A vascular endothelial growth factor high affinity receptor 1-specific peptide with antiangiogenic activity identified using a phage display peptide library

Vascular endothelial growth factor ( VEGF) is known to play a predominant role in tumor angiogenesis and metastasis formation that is mediated by its interactions with two tyrosine kinase receptors, VEGFRI (Flt-1) and VEGFRII (KDR). Inhibition of VEGF-dependent events in tumor tissues is known to enhance apoptosis and to suppress tumor growth. A novel peptide, SP5.2, which selectively binds Flt-1 and inhibits a broad range of VEGF-mediated events, was identified using a phage-display library screening. The fluorescein-labeled SP5.2 specifically bound to VEGF-stimulated primary human cerebral endothelial cells (HCECs), whereas non-stimulated HCECs, as well as human neuroblastoma cells (ShyY) did not show any interaction with the peptide.
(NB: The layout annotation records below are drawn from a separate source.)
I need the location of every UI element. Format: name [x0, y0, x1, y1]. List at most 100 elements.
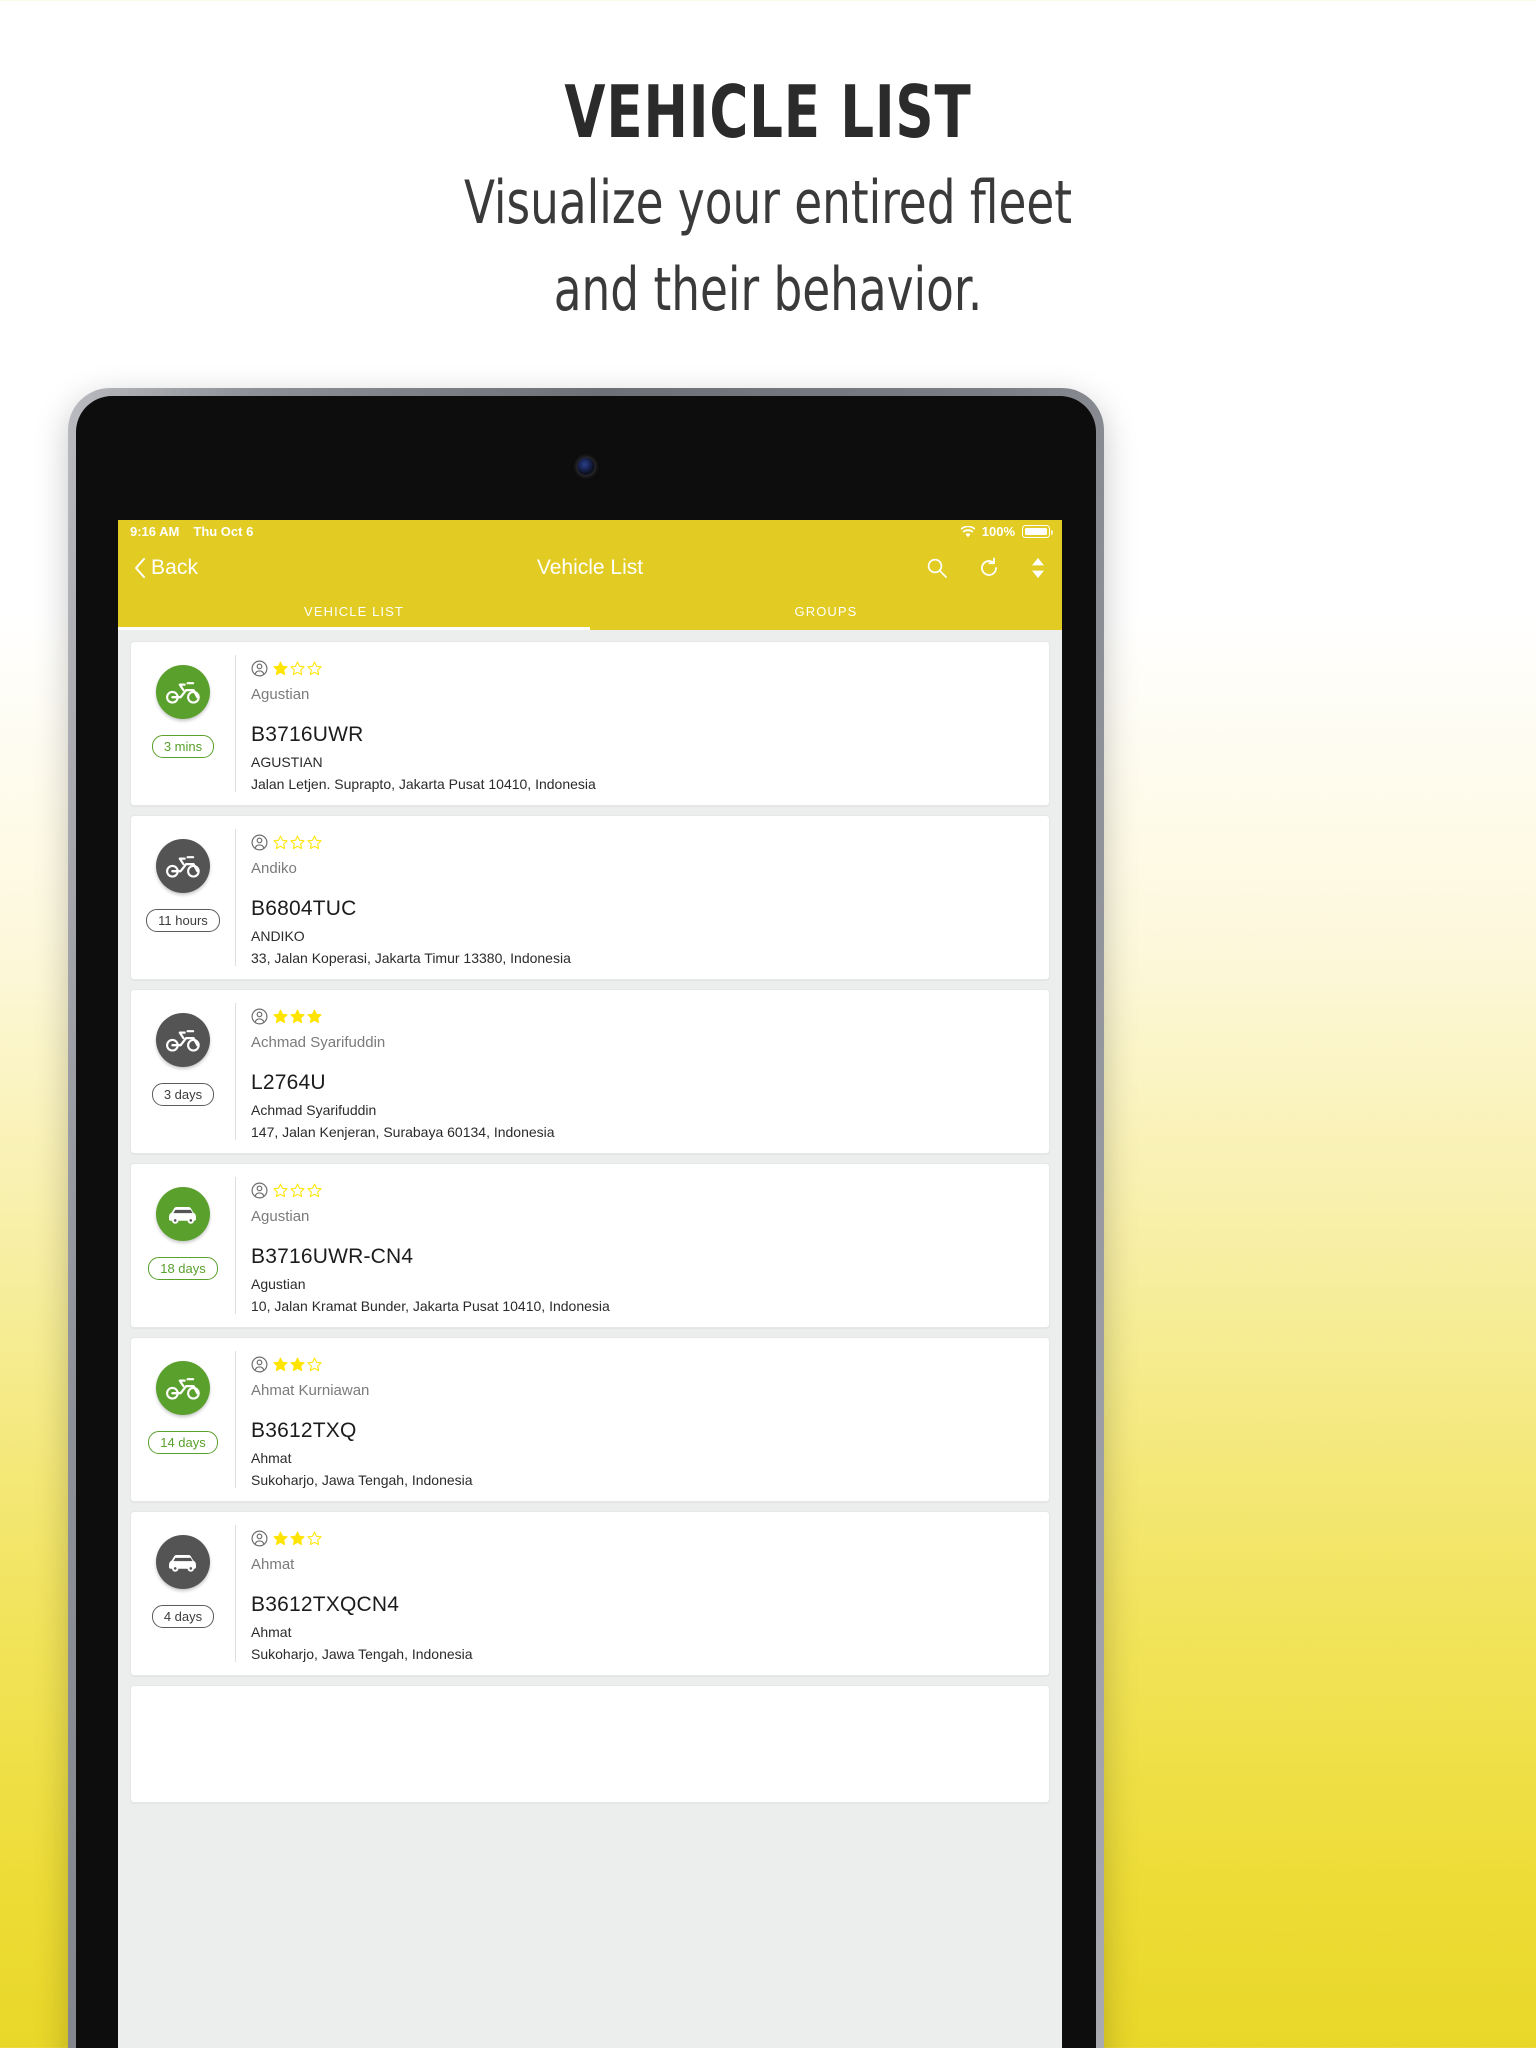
driver-name: Agustian: [251, 686, 310, 703]
vehicle-card[interactable]: 11 hours Andiko B6804TUC ANDIKO 33, Jalan Ko…: [130, 815, 1050, 980]
star-icon: [273, 661, 288, 675]
refresh-icon[interactable]: [978, 557, 1000, 579]
nav-title: Vehicle List: [536, 555, 644, 579]
search-icon[interactable]: [926, 557, 948, 579]
star-icon: [290, 1183, 305, 1197]
vehicle-card-left: 14 days: [131, 1351, 235, 1488]
vehicle-address: Sukoharjo, Jawa Tengah, Indonesia: [251, 1472, 473, 1488]
driver-rating: [251, 1354, 1049, 1374]
tab-vehicle-list[interactable]: VEHICLE LIST: [118, 592, 590, 630]
person-icon: [251, 1007, 268, 1025]
motorcycle-icon: [166, 856, 200, 878]
person-icon: [251, 659, 268, 677]
vehicle-plate: B3612TXQ: [251, 1419, 357, 1442]
battery-full-icon: [1022, 525, 1053, 538]
last-seen-badge: 3 days: [151, 1083, 215, 1106]
vehicle-card-details: Agustian B3716UWR AGUSTIAN Jalan Letjen. Su…: [235, 655, 1049, 792]
sort-icon[interactable]: [1030, 556, 1046, 580]
star-icon: [273, 1531, 288, 1545]
star-icon: [273, 1009, 288, 1023]
car-icon: [169, 1555, 196, 1572]
last-seen-badge: 11 hours: [146, 909, 220, 932]
vehicle-card[interactable]: 3 mins Agustian B3716UWR AGUSTIAN Jalan Letj…: [130, 641, 1050, 806]
page-title: VEHICLE LIST: [564, 70, 972, 154]
star-icon: [307, 1531, 322, 1545]
vehicle-plate: B6804TUC: [251, 897, 357, 920]
motorcycle-icon: [166, 682, 200, 704]
tablet-device-frame: 9:16 AM Thu Oct 6 100% Back Vehicle List…: [68, 388, 1104, 2048]
vehicle-card-left: 18 days: [131, 1177, 235, 1314]
promo-subtitle-line1: Visualize your entired fleet: [463, 167, 1073, 238]
motorcycle-icon: [166, 1378, 200, 1400]
driver-rating: [251, 832, 1049, 852]
vehicle-card-details: Agustian B3716UWR-CN4 Agustian 10, Jalan Kr…: [235, 1177, 1049, 1314]
star-icon: [290, 1531, 305, 1545]
star-icon: [290, 835, 305, 849]
star-icon: [307, 1009, 322, 1023]
vehicle-owner: Ahmat: [251, 1450, 292, 1466]
vehicle-card[interactable]: 3 days Achmad Syarifuddin L2764U Achmad Sya…: [130, 989, 1050, 1154]
vehicle-owner: Achmad Syarifuddin: [251, 1102, 377, 1118]
back-button[interactable]: Back: [134, 556, 198, 580]
vehicle-owner: AGUSTIAN: [251, 754, 323, 770]
status-date: Thu Oct 6: [193, 524, 254, 539]
motorcycle-icon: [166, 1030, 200, 1052]
vehicle-list[interactable]: 3 mins Agustian B3716UWR AGUSTIAN Jalan Letj…: [118, 630, 1062, 2048]
driver-name: Agustian: [251, 1208, 310, 1225]
vehicle-card[interactable]: 18 days Agustian B3716UWR-CN4 Agustian 10, J…: [130, 1163, 1050, 1328]
vehicle-address: 33, Jalan Koperasi, Jakarta Timur 13380,…: [251, 950, 571, 966]
driver-name: Andiko: [251, 860, 297, 877]
vehicle-card-partial[interactable]: [130, 1685, 1050, 1803]
last-seen-badge: 4 days: [151, 1605, 215, 1628]
last-seen-badge: 14 days: [148, 1431, 218, 1454]
motorcycle-icon-badge: [156, 1013, 210, 1067]
star-icon: [307, 1357, 322, 1371]
motorcycle-icon-badge: [156, 1361, 210, 1415]
person-icon: [251, 1181, 268, 1199]
vehicle-card-details: Andiko B6804TUC ANDIKO 33, Jalan Koperasi, …: [235, 829, 1049, 966]
driver-name: Ahmat: [251, 1556, 295, 1573]
vehicle-address: 10, Jalan Kramat Bunder, Jakarta Pusat 1…: [251, 1298, 610, 1314]
vehicle-address: Jalan Letjen. Suprapto, Jakarta Pusat 10…: [251, 776, 596, 792]
vehicle-card[interactable]: 14 days Ahmat Kurniawan B3612TXQ Ahmat Sukoh…: [130, 1337, 1050, 1502]
device-bezel: 9:16 AM Thu Oct 6 100% Back Vehicle List…: [76, 396, 1096, 2048]
car-icon-badge: [156, 1187, 210, 1241]
chevron-left-icon: [135, 557, 145, 578]
last-seen-badge: 18 days: [148, 1257, 218, 1280]
vehicle-plate: B3716UWR: [251, 723, 364, 746]
vehicle-card[interactable]: 4 days Ahmat B3612TXQCN4 Ahmat Sukoharjo, Ja…: [130, 1511, 1050, 1676]
car-icon: [169, 1207, 196, 1224]
vehicle-card-left: 3 days: [131, 1003, 235, 1140]
vehicle-owner: Ahmat: [251, 1624, 292, 1640]
driver-name: Achmad Syarifuddin: [251, 1034, 386, 1051]
tab-groups[interactable]: GROUPS: [590, 592, 1062, 630]
driver-rating: [251, 1180, 1049, 1200]
tab-groups-label: GROUPS: [794, 603, 858, 619]
vehicle-plate: B3612TXQCN4: [251, 1593, 400, 1616]
vehicle-address: 147, Jalan Kenjeran, Surabaya 60134, Ind…: [251, 1124, 555, 1140]
driver-rating: [251, 658, 1049, 678]
vehicle-address: Sukoharjo, Jawa Tengah, Indonesia: [251, 1646, 473, 1662]
wifi-icon: [960, 525, 976, 537]
promo-header: VEHICLE LIST Visualize your entired flee…: [0, 0, 1536, 325]
vehicle-owner: Agustian: [251, 1276, 306, 1292]
last-seen-badge: 3 mins: [151, 735, 215, 758]
vehicle-plate: B3716UWR-CN4: [251, 1245, 414, 1268]
star-icon: [307, 661, 322, 675]
driver-rating: [251, 1006, 1049, 1026]
vehicle-plate: L2764U: [251, 1071, 326, 1094]
star-icon: [307, 1183, 322, 1197]
person-icon: [251, 1529, 268, 1547]
vehicle-card-left: 4 days: [131, 1525, 235, 1662]
vehicle-card-left: 11 hours: [131, 829, 235, 966]
status-time: 9:16 AM: [130, 524, 180, 539]
star-icon: [273, 1357, 288, 1371]
star-icon: [273, 1183, 288, 1197]
star-icon: [290, 661, 305, 675]
motorcycle-icon-badge: [156, 665, 210, 719]
star-icon: [290, 1357, 305, 1371]
status-bar: 9:16 AM Thu Oct 6 100%: [118, 520, 1062, 543]
motorcycle-icon-badge: [156, 839, 210, 893]
driver-name: Ahmat Kurniawan: [251, 1382, 370, 1399]
battery-percent-label: 100%: [981, 524, 1015, 539]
SP5.2 prevented proliferation of cultured primary human umbilical vein endothelial cells induced by recombinant human VEGF(165) with an IC50 of 5 muM. SP5.2 was also shown to antagonize VEGF- and PLGF-induced, but not basic fibroblast growth factor-induced proliferation of HCECs. In contrast to "scrambled" peptide, SP5.2 was also found to selectively inhibit VEGF- stimulated migration of HCECs. The in vitro analysis of antiangiogenic activity of SP5.2 using a capillary-like tube formation assay showed that VEGF- induced angiogenesis of HCECs grown on Matrigel(TM) was completely inhibited in the presence of 10 muM SP5.2. Further studies demonstrated that SP5.2 prevented VEGF- induced permeability increase in HCECs monolayers. To explore whether SP5.2 can be used as a targeting agent, chemical and recombinant conjugates of SP5.2 with reporter proteins ( peroxidase and beta-galactosidase) were produced. The resulting products showed significant increases (200-fold for SP5.2-beta-gal and 400-fold for SP5.2-peroxidase) in binding affinity to recombinant Flt-1 compared with the original synthetic SP5.2, suggesting that conjugate with therapeutic activity in nanomolar range could potentially be developed based on SP5.2 structure.